Sarah Eccles (right), David Claudie and partners at the launch of the Kaanju Ngaachi IPA on Kaanju homelands. Photo Matt Appleby.

It was a celebration of the hard and tireless work of the Kaanju people in looking after their country, which has culminated in the declaration of Stage One of the Kaanju Homelands Indigenous Protected Area (IPA).

‘The deterioration of the land is felt by Pianamu (Rainbow Serpent) and under Kaanju law if proper land management is not carried out, Pianamu will not allow the land to be sustainable,’ explains David Claudie, a Kaanju Traditional Owner and chairman of the local Chuulangun Aboriginal Corporation.

Bush Heritage congratulates the Kaanju people on their declaration of Cape York’s first IPA. The Kaanju Homelands IPA is located approximately 700km north of Cairns. It covers 197 500 hectares and is centred on the Wenlock and Pascoe Rivers.

The Kaanju homelands feature open savannah, riverine environments with extensive lagoon systems, and upland tropical and subtropical rainforests. There are also pockets of open bushland, sand ridge country and areas that feature vine thickets and sinkholes.

Lagoon systems in the IPA are rich habitats for wildlife. Photo Matt Appleby.

Lagoon systems in the IPA are rich habitats for wildlife. Photo Matt Appleby.

The homelands are rich in biodiversity and provide a habitat for a number of rare and endangered fauna species, including the north-eastern tree kangaroo, the cassowary (kutani) and the palm cockatoo (kila). The Kaanju people became greatly concerned about the deterioration of their homelands through weed and feral-animal infestations and a lack of proper fire management.

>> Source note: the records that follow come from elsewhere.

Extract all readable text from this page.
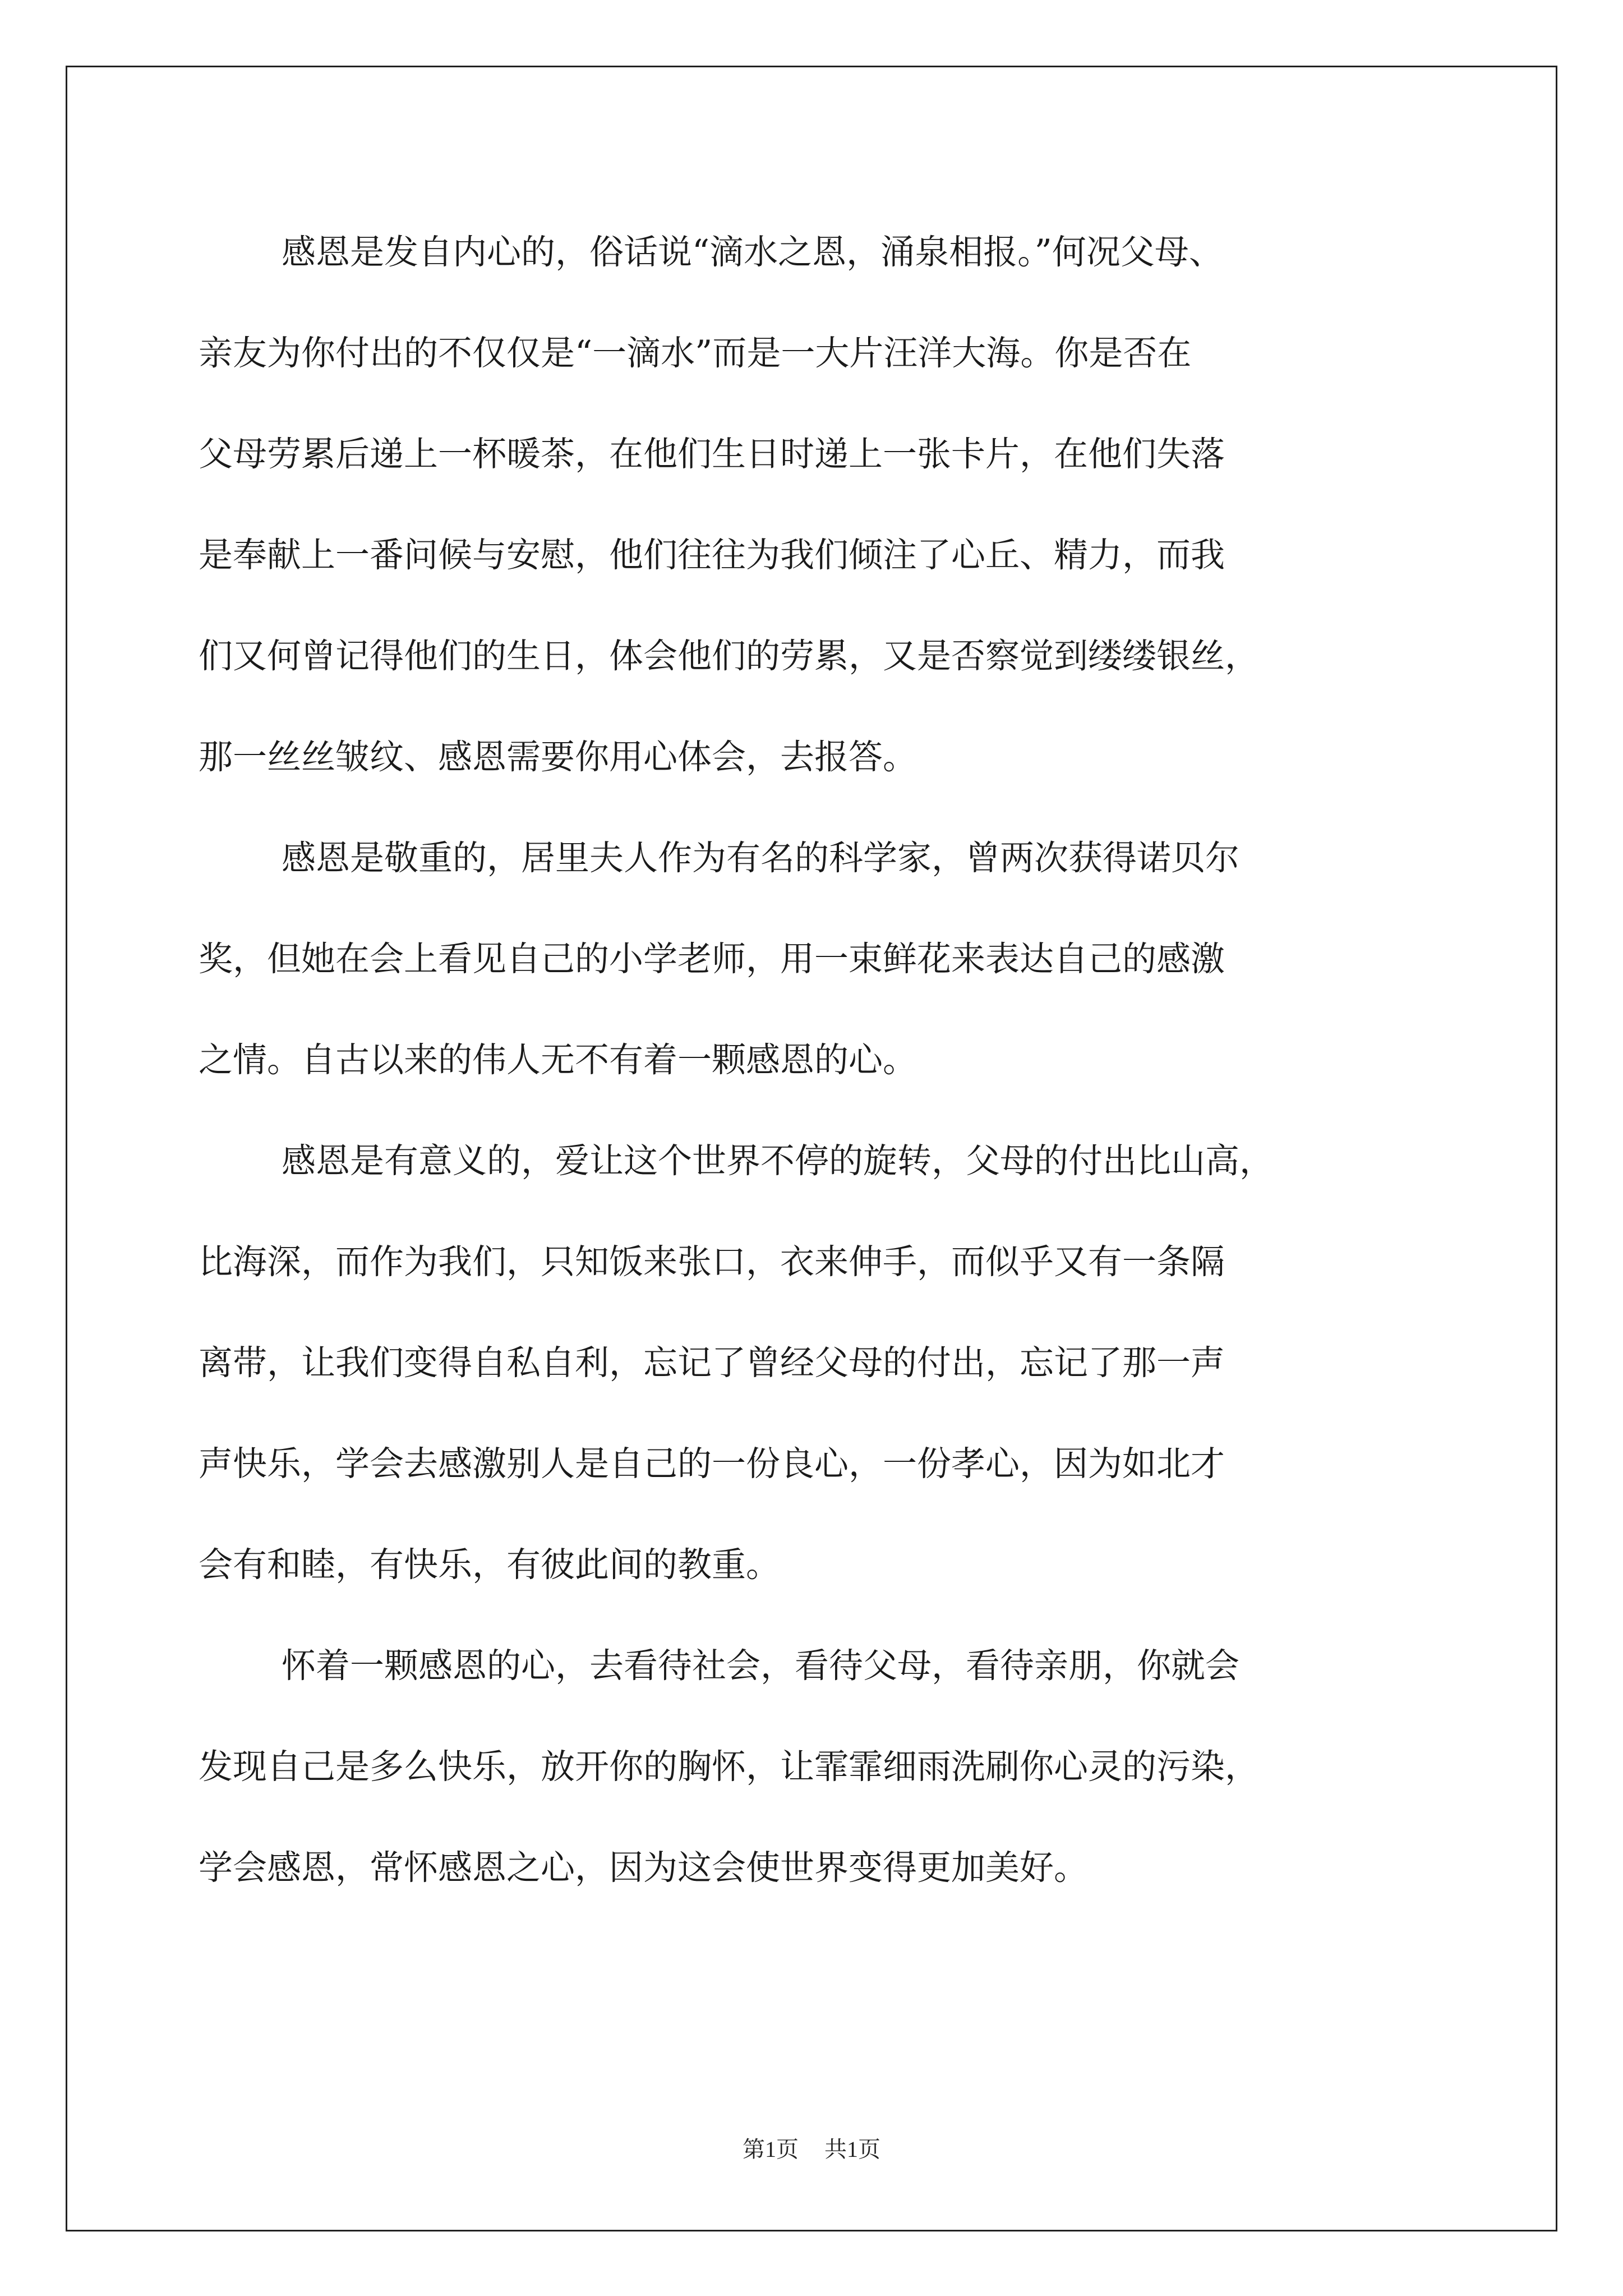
感恩是发自内心的，俗话说“滴水之恩，涌泉相报。”何况父母、
亲友为你付出的不仅仅是“一滴水”而是一大片汪洋大海。你是否在
父母劳累后递上一杯暖茶，在他们生日时递上一张卡片，在他们失落
是奉献上一番问候与安慰，他们往往为我们倾注了心丘、精力，而我
们又何曾记得他们的生日，体会他们的劳累，又是否察觉到缕缕银丝，
那一丝丝皱纹、感恩需要你用心体会，去报答。
感恩是敬重的，居里夫人作为有名的科学家，曾两次获得诺贝尔
奖，但她在会上看见自己的小学老师，用一束鲜花来表达自己的感激
之情。自古以来的伟人无不有着一颗感恩的心。
感恩是有意义的，爱让这个世界不停的旋转，父母的付出比山高，
比海深，而作为我们，只知饭来张口，衣来伸手，而似乎又有一条隔
离带，让我们变得自私自利，忘记了曾经父母的付出，忘记了那一声
声快乐，学会去感激别人是自己的一份良心，一份孝心，因为如北才
会有和睦，有快乐，有彼此间的教重。
怀着一颗感恩的心，去看待社会，看待父母，看待亲朋，你就会
发现自己是多么快乐，放开你的胸怀，让霏霏细雨洗刷你心灵的污染，
学会感恩，常怀感恩之心，因为这会使世界变得更加美好。
第1页 共1页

Their cultural sites were also being desecrated due to prolific and unregulated public access. As a result of these concerns, the Kaanju Traditional Owners identified a number of options for the protection and development of their land, people and culture, one of which was to establish an IPA on their homelands.

In 2005 the Kaanju people developed the Chuulangan Aboriginal Corporation Wenlock and Pascoe Rivers Kaanju Homelands IPA management plan to articulate their aspirations and how they would realise them.

David Claudie approached Bush Heritage and requested assistance to implement the plan. Since then, the Kaanju people (through the Chuulangun Aboriginal Corporation) and Bush Heritage (as part of its Conservation on Country program) have been working in partnership to put the plan into action.

Thanks to the kind support of the Andyinc Foundation and The Nature Conservancy, Bush Heritage has been able to provide assistance to David in his role as IPA coordinator and to the Kaanju and other local Indigenous people in undertaking high-priority land-management activities.

Rangers have surveyed weeds, removed olive hymenachne infestations from sensitive lagoon systems and put monitoring systems in place to prevent further outbreaks of this invasive plant. They have established firebreaks and performed back-burning, conducted patrols to limit prohibited access, and built and maintained designated camping grounds to prevent further erosion of river areas and damage to Kaanju cultural sites.

As well as ensuring the conservation of significant habitats for threatened species, the Kaanju Homelands IPA provides meaningful local employment and training opportunities and allows the Kaanju people to retain their cultural responsibility for looking after their country.